I have a very straight-forward question. THIS is my dataset
- I have NAs in both the outcome (y = "scores") and in the continuos predictor (X1_c):
## Missing data for the outcome (Y = "SCORE")
### in each value of the categorical outcome (X2)
data %>%
dplyr::select(PARTICIPANT, SCORE, X2) %>%
group_by(X2) %>%
count(is.na(SCORE))
outcome:
X2 is.na(SCORE) n
<fct> <lgl> <int>
1 Test1 FALSE 106
2 Test1 TRUE 12
3 Test2 FALSE 100
4 Test2 TRUE 18
Missing data for continuous predictor (X1_c)
data %>%
count(is.na(data$X1_c))
outcome:
is.na(data$X1_c)` n
<lgl> <int>
1 FALSE 160
2 TRUE 76
mod1 <- lmer(SCORE ~ X1_c * X2 + (1|PARTICIPANT), data = data)
- My question is:
1 I know that Lmer does listwise deletion of NAS, but should I do it pairwise instead? (ie, delete all participants who lack a value in both Y and X1_c) ?
if not, then:
2 Should I delete the observations only in the outcome Y (Scores, n = 76 NAS) ?
I've seen a lot of posts here (like this , this , and this ) and elsewhere concerning NAS and regression, but I got lost with many different answers. Thanks in advance! Any thoughts would be much appreciated.
EDIT What NAs mean here?
Y: scores in two tests/exams (X2). Each participant should have 2 different scores (1 for test 1 and 1 for test 2)
X1_c : score in another exam (which acts as a moderator). Each participant should have a repeated score. I wanna see if this score interacts with the two other tests (X2)
Then, NAs mean that the participant in question did not take one of the tests.

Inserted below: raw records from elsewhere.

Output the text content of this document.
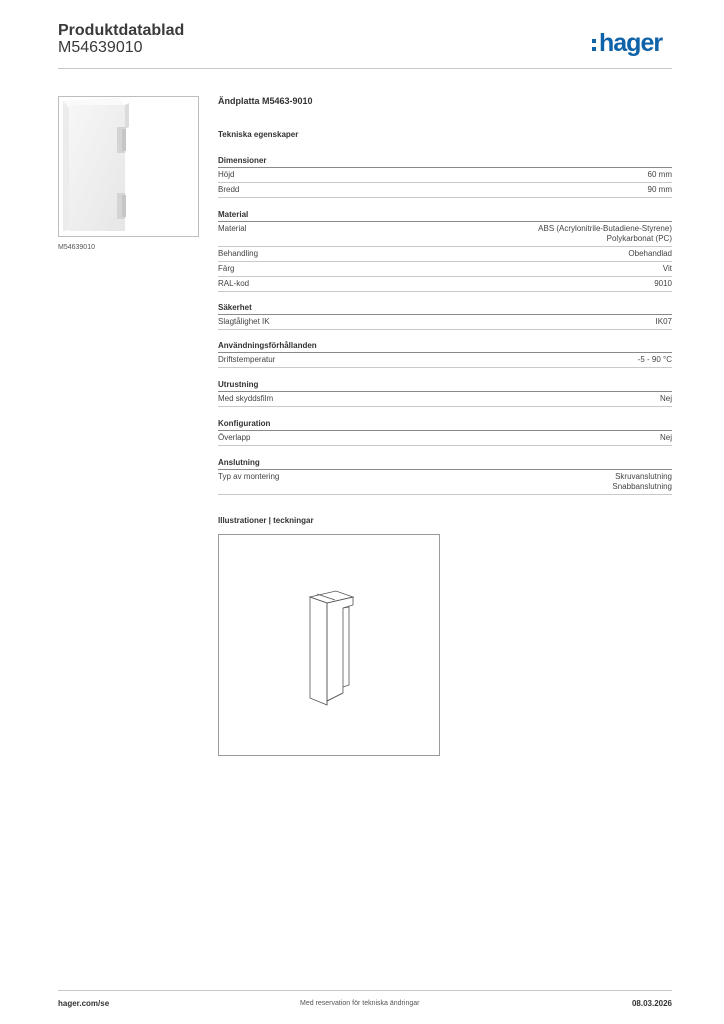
Produktdatablad
M54639010	hager
M54639010
Ändplatta M5463-9010
Tekniska egenskaper
Dimensioner
Höjd	60 mm
Bredd	90 mm
Material
Material	ABS (Acrylonitrile-Butadiene-Styrene)
Polykarbonat (PC)
Behandling	Obehandlad
Färg	Vit
RAL-kod	9010
Säkerhet
Slagtålighet IK	IK07
Användningsförhållanden
Driftstemperatur	-5 - 90 °C
Utrustning
Med skyddsfilm	Nej
Konfiguration
Överlapp	Nej
Anslutning
Typ av montering	Skruvanslutning
Snabbanslutning
Illustrationer | teckningar
hager.com/se	Med reservation för tekniska ändringar	08.03.2026
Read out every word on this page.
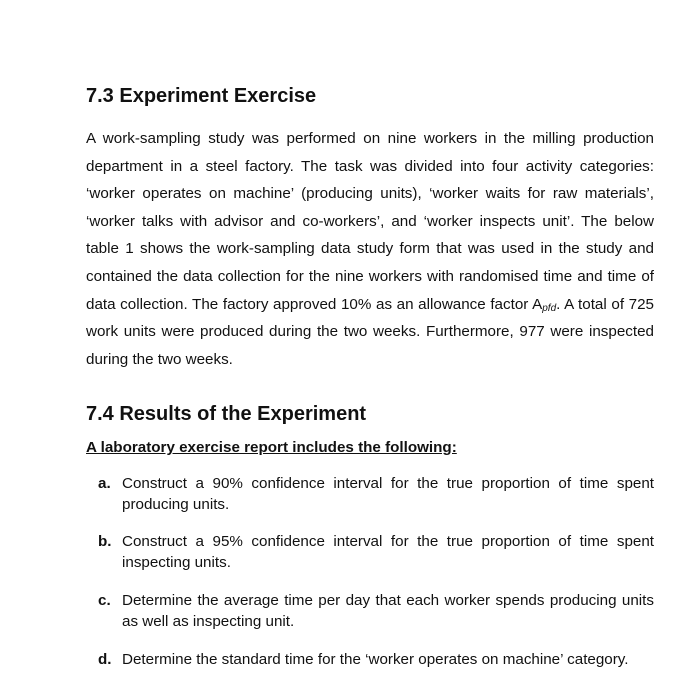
7.3 Experiment Exercise

A work-sampling study was performed on nine workers in the milling production department in a steel factory. The task was divided into four activity categories: ‘worker operates on machine’ (producing units), ‘worker waits for raw materials’, ‘worker talks with advisor and co-workers’, and ‘worker inspects unit’. The below table 1 shows the work-sampling data study form that was used in the study and contained the data collection for the nine workers with randomised time and time of data collection. The factory approved 10% as an allowance factor $A_{pfd}$. A total of 725 work units were produced during the two weeks. Furthermore, 977 were inspected during the two weeks.

7.4 Results of the Experiment

A laboratory exercise report includes the following:

a. Construct a 90% confidence interval for the true proportion of time spent producing units.
b. Construct a 95% confidence interval for the true proportion of time spent inspecting units.
c. Determine the average time per day that each worker spends producing units as well as inspecting unit.
d. Determine the standard time for the ‘worker operates on machine’ category.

So,
X2 `is.na(SCORE)` n
<fct> <lgl> <int>
1 Test1 FALSE 106
2 Test1 TRUE 12 # did not take test 1 (no score on this)
3 Test2 FALSE 100
4 Test2 TRUE 18 # did not take test 2 (no score on this)
and:
is.na(data$X1_c)` n
<lgl> <int>
1 FALSE 160
2 TRUE 76 # did not take test X1 (the moderator)
The data look like this:
> head(data)
# A tibble: 6 x 5
PARTICIPANT SCORE X1_c X2
<int> <int> <dbl> <fct>
1 1 21 -42.9 Test1
2 1 NA -42.9 Test2 #didn't take Test2, took test 1 n' X1
3 2 21 18.9 Test1
4 2 20 18.9 Test2
5 3 15 NA Test1 #didn't take X1_c, took test1 n' test2
6 3 17 NA Test2
bonus: I was having some normality issues and I thought that removing NAs could solve that, but it didn't, any thoughts?